Перед алтарем стояла нянюшка Влада, тоже одетая по-праздничному. Пока девочка шла к ней, чей-то высокий и чистый голос говорил медленно и нараспев: «Аще кто идет со всем сердцем, гнева не имея, но сияет душа его аки солнце, и восходит над ним молитва, аки тимьян, тогда ангел мой исходит из алтаря и несет кисть в руке своею…» Немножко непонятно, но хорошо.

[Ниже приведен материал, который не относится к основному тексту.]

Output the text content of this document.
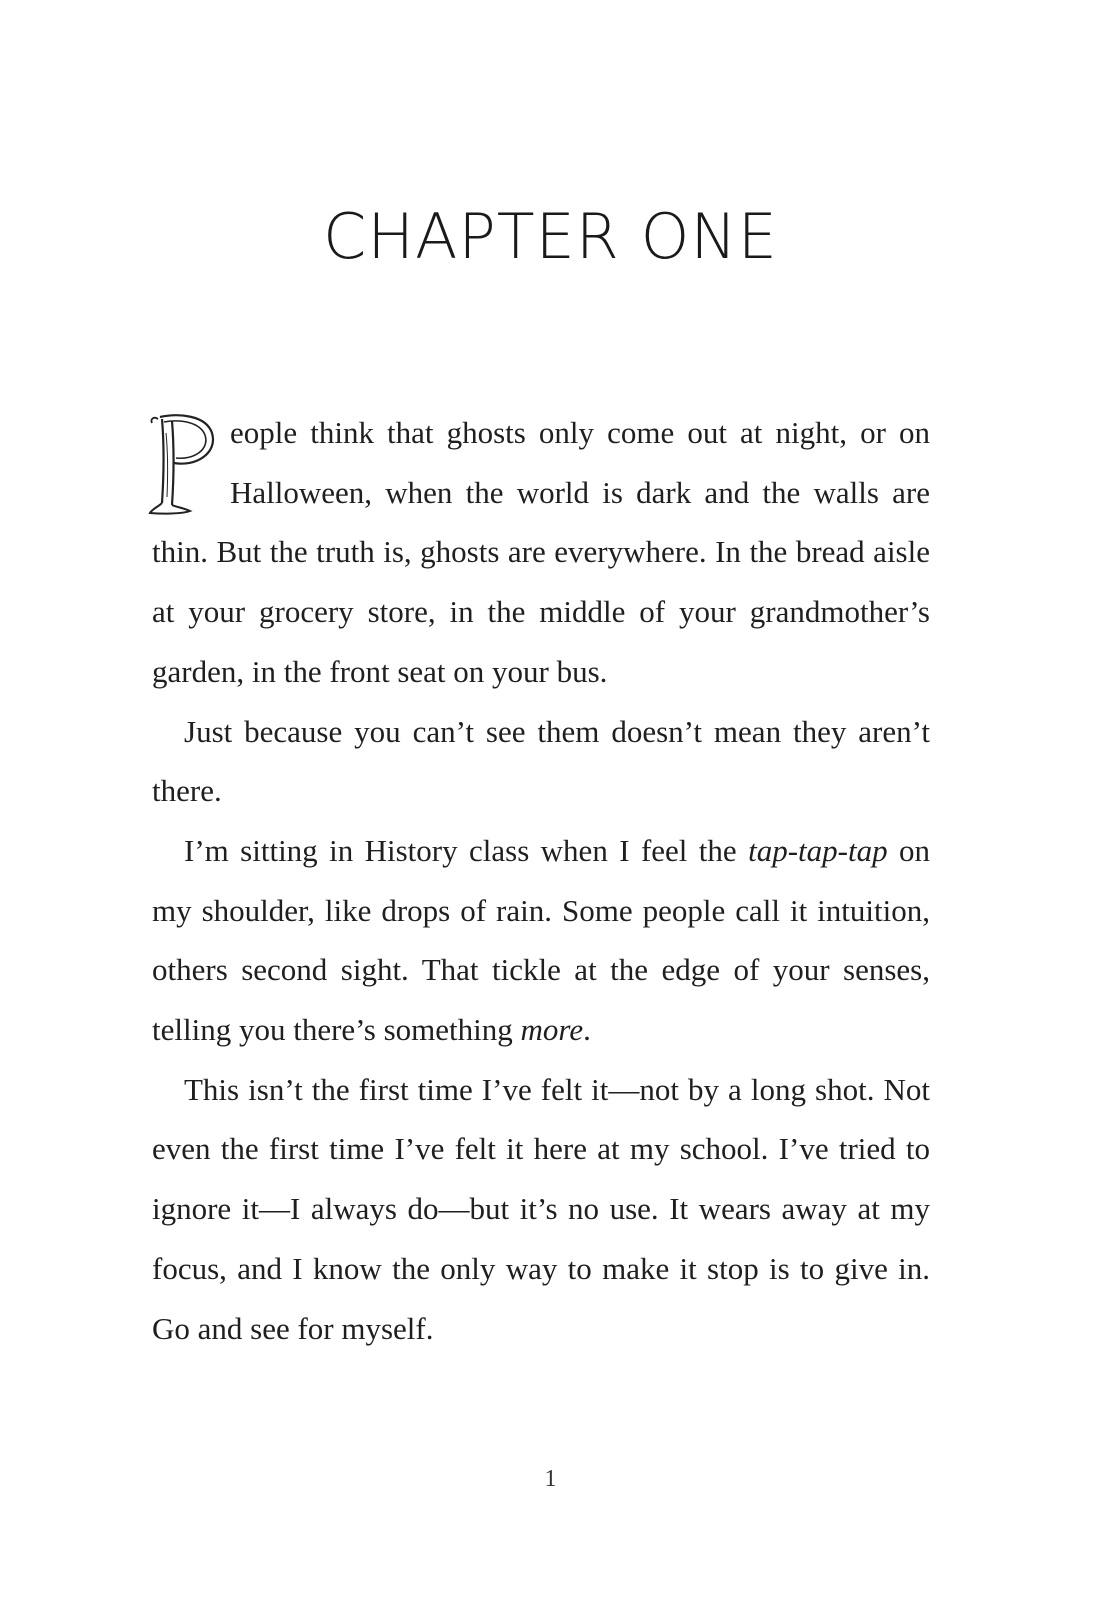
CHAPTER ONE

eople think that ghosts only come out at night, or on Halloween, when the world is dark and the walls are thin. But the truth is, ghosts are everywhere. In the bread aisle at your grocery store, in the middle of your grandmother’s garden, in the front seat on your bus.

Just because you can’t see them doesn’t mean they aren’t there.

I’m sitting in History class when I feel the tap-tap-tap on my shoulder, like drops of rain. Some people call it intuition, others second sight. That tickle at the edge of your senses, telling you there’s something more.

This isn’t the first time I’ve felt it—not by a long shot. Not even the first time I’ve felt it here at my school. I’ve tried to ignore it—I always do—but it’s no use. It wears away at my focus, and I know the only way to make it stop is to give in. Go and see for myself.

1
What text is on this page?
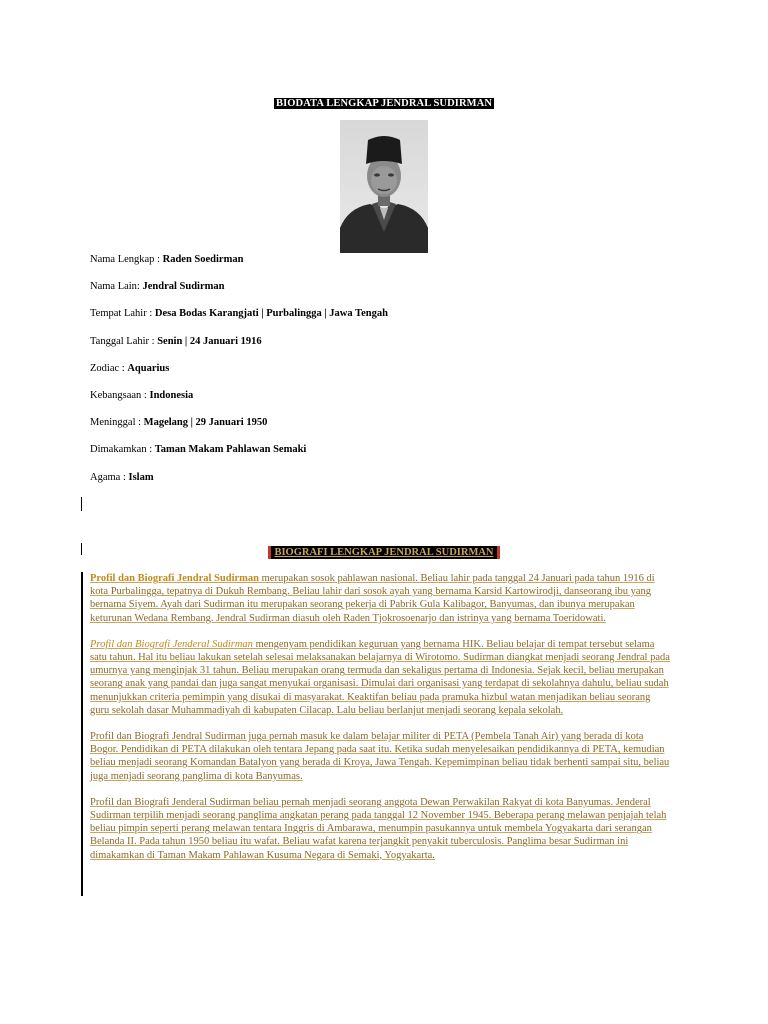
BIODATA LENGKAP JENDRAL SUDIRMAN
Nama Lengkap : Raden Soedirman
Nama Lain: Jendral Sudirman
Tempat Lahir : Desa Bodas Karangjati | Purbalingga | Jawa Tengah
Tanggal Lahir : Senin | 24 Januari 1916
Zodiac : Aquarius
Kebangsaan : Indonesia
Meninggal : Magelang | 29 Januari 1950
Dimakamkan : Taman Makam Pahlawan Semaki
Agama : Islam
BIOGRAFI LENGKAP JENDRAL SUDIRMAN

Profil dan Biografi Jendral Sudirman merupakan sosok pahlawan nasional. Beliau lahir pada tanggal 24 Januari pada tahun 1916 di kota Purbalingga, tepatnya di Dukuh Rembang. Beliau lahir dari sosok ayah yang bernama Karsid Kartowirodji, danseorang ibu yang bernama Siyem. Ayah dari Sudirman itu merupakan seorang pekerja di Pabrik Gula Kalibagor, Banyumas, dan ibunya merupakan keturunan Wedana Rembang. Jendral Sudirman diasuh oleh Raden Tjokrosoenarjo dan istrinya yang bernama Toeridowati.

Profil dan Biografi Jenderal Sudirman mengenyam pendidikan keguruan yang bernama HIK. Beliau belajar di tempat tersebut selama satu tahun. Hal itu beliau lakukan setelah selesai melaksanakan belajarnya di Wirotomo. Sudirman diangkat menjadi seorang Jendral pada umurnya yang menginjak 31 tahun. Beliau merupakan orang termuda dan sekaligus pertama di Indonesia. Sejak kecil, beliau merupakan seorang anak yang pandai dan juga sangat menyukai organisasi. Dimulai dari organisasi yang terdapat di sekolahnya dahulu, beliau sudah menunjukkan criteria pemimpin yang disukai di masyarakat. Keaktifan beliau pada pramuka hizbul watan menjadikan beliau seorang guru sekolah dasar Muhammadiyah di kabupaten Cilacap. Lalu beliau berlanjut menjadi seorang kepala sekolah.

Profil dan Biografi Jendral Sudirman juga pernah masuk ke dalam belajar militer di PETA (Pembela Tanah Air) yang berada di kota Bogor. Pendidikan di PETA dilakukan oleh tentara Jepang pada saat itu. Ketika sudah menyelesaikan pendidikannya di PETA, kemudian beliau menjadi seorang Komandan Batalyon yang berada di Kroya, Jawa Tengah. Kepemimpinan beliau tidak berhenti sampai situ, beliau juga menjadi seorang panglima di kota Banyumas.

Profil dan Biografi Jenderal Sudirman beliau pernah menjadi seorang anggota Dewan Perwakilan Rakyat di kota Banyumas. Jenderal Sudirman terpilih menjadi seorang panglima angkatan perang pada tanggal 12 November 1945. Beberapa perang melawan penjajah telah beliau pimpin seperti perang melawan tentara Inggris di Ambarawa, menumpin pasukannya untuk membela Yogyakarta dari serangan Belanda II. Pada tahun 1950 beliau itu wafat. Beliau wafat karena terjangkit penyakit tuberculosis. Panglima besar Sudirman ini dimakamkan di Taman Makam Pahlawan Kusuma Negara di Semaki, Yogyakarta.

Вот нянюшка берет ее за руку и ведет куда-то, будто сквозь алтарь и дальше – по длинному коридору, в конце которого, еще далеко, горит яркая звездочка. По мере приближения звездочка растет и превращается в Шар. Девочка подходит к нему и еле слышно говорит: «Здравствуй. Как тебя зовут?» И тут же чувствует, что Шар оживает и тянется к ней, вспыхивая изнутри.
– Нянюшка, он меня признал, – улыбается девочка, сияя от радости. Та улыбается в ответ.
– Хорошо. Значит, свершилось. Теперь ты – одна из Посвященных.
– Так это и был экзамен?
Влада еле заметно качает головой. Ей-то известно: это лишь первый экзамен, едва ли не самый легкий. А сколько их еще будет в жизни…
Внезапно свет зажигается повсюду, и они стоят уже не в коридоре, а в огромном зале с прозрачными стенами. Солнечные системы и звездные туманности висят над головой и под ногами. Какие-то люди (а может, и не совсем люди) в белых ниспадающих одеждах склоняют головы перед девочкой и ее спутницей.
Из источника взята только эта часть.